The Earth's Core Might Be Cooling Much Faster Than We Previously Thought
The Earth's molten interior is likely cooling a lot faster than previously estimated, and it will speed up even more dramatically in the distant future according to scientists.
Researchers from Carnegie and ETH Zurich made the discovery after investigating the heat conduction properties of an abundant deep-Earth mineral, a report from New Atlas reveals.
Investigating 'the evolution of the Earth's dynamics'
The scientific community has long known that the Earth will gradually cool until even the volcanic activity that makes life on our planet possible ceases to exist. Though it will take millennia for this to happen, scientists don't have any way of accurately knowing exactly when the Earth's core will completely cool down and solidify.
To gain a better understanding of our Earth's cooling process, the team of researchers from Carnegie and ETH Zurich decided to investigate bridgmanite, a magnesium silicate or calcium silicate mineral that is abundant in the boundary layer between the Earth's outer core and its lower mantle. The team placed bridgmanite samples in a diamond anvil cell that was then heated using a laser to simulate the high-pressure and high-temperature environment found underneath the Earth's crust. Afterwards, they measured the thermal conductivity of the bridgmanite using an optical absorption system.
"Our results could give us a new perspective on the evolution of the Earth’s dynamics," said Motohiko Murakami, a corresponding author of the study explained in a press statement. "They suggest that Earth, like the other rocky planets Mercury and Mars, is cooling and becoming inactive much faster than expected."
The Earth will cool down at an increasingly fast pace
The scientists discovered that bridgmanite was roughly 1.5 times better at conducting heat than previously estimated. This means that heat must transfer more easily from the core to the mantle than had been previously believed. This faster transfer equals a higher cooling rate, meaning the Earth's core will cool down faster than once thought. What's more, as it cools bridgmanite turns into a mineral called post-perovskite, which conducts heat at an even faster rate. So the inner Earth could start to cool at an increasingly accelerated rate once bridgmanite starts forming into post-perovskite, a crystal structure following the formula ABX₃.
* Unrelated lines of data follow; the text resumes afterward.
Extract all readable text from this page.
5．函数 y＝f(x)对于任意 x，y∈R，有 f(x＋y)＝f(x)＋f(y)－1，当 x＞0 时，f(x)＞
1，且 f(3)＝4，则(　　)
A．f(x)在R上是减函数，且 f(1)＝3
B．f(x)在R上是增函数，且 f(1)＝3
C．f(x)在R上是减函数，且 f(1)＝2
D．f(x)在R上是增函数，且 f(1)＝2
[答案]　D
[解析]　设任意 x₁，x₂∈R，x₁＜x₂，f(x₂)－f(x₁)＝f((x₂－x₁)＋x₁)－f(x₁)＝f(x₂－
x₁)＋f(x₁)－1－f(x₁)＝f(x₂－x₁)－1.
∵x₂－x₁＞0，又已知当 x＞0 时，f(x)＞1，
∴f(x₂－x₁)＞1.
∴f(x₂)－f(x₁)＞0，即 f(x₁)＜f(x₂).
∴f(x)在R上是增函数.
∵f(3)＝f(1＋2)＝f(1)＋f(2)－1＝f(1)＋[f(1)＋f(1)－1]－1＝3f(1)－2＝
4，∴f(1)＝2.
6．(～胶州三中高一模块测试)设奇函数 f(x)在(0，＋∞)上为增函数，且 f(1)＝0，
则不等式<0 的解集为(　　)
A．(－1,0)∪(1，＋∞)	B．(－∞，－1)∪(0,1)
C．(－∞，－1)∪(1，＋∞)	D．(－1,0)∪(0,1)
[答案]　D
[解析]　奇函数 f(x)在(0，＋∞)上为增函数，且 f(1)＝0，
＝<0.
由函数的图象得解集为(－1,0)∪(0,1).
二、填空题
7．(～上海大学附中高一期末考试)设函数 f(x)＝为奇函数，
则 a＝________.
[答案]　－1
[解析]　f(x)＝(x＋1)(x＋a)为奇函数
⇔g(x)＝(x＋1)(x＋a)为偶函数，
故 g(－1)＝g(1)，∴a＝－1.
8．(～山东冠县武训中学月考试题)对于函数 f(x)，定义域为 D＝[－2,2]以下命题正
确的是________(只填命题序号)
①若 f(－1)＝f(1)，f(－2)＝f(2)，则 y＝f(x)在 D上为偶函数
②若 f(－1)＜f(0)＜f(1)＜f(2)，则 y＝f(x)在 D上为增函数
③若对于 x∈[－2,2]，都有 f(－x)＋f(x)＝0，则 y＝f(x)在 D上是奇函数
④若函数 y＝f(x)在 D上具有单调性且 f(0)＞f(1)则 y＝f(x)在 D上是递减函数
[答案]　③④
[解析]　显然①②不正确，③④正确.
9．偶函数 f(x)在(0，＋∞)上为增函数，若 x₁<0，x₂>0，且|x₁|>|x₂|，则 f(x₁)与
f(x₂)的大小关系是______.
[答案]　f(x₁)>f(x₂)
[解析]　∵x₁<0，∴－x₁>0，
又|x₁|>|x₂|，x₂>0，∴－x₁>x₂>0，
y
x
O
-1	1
It is important to note that the Earth's cooling will still likely take billions of years to occur, even at the newly-estimated accelerated rate. We also know remarkably little about the interior of our own planet. Just last year, for example, it was discovered that the Earth's core is gradually becoming lopsided, and scientists are not sure why. In any case, in the many many years before our Earth's core loses the last of its heat, any number of other cataclysmic events have the potential to wipe us out for good.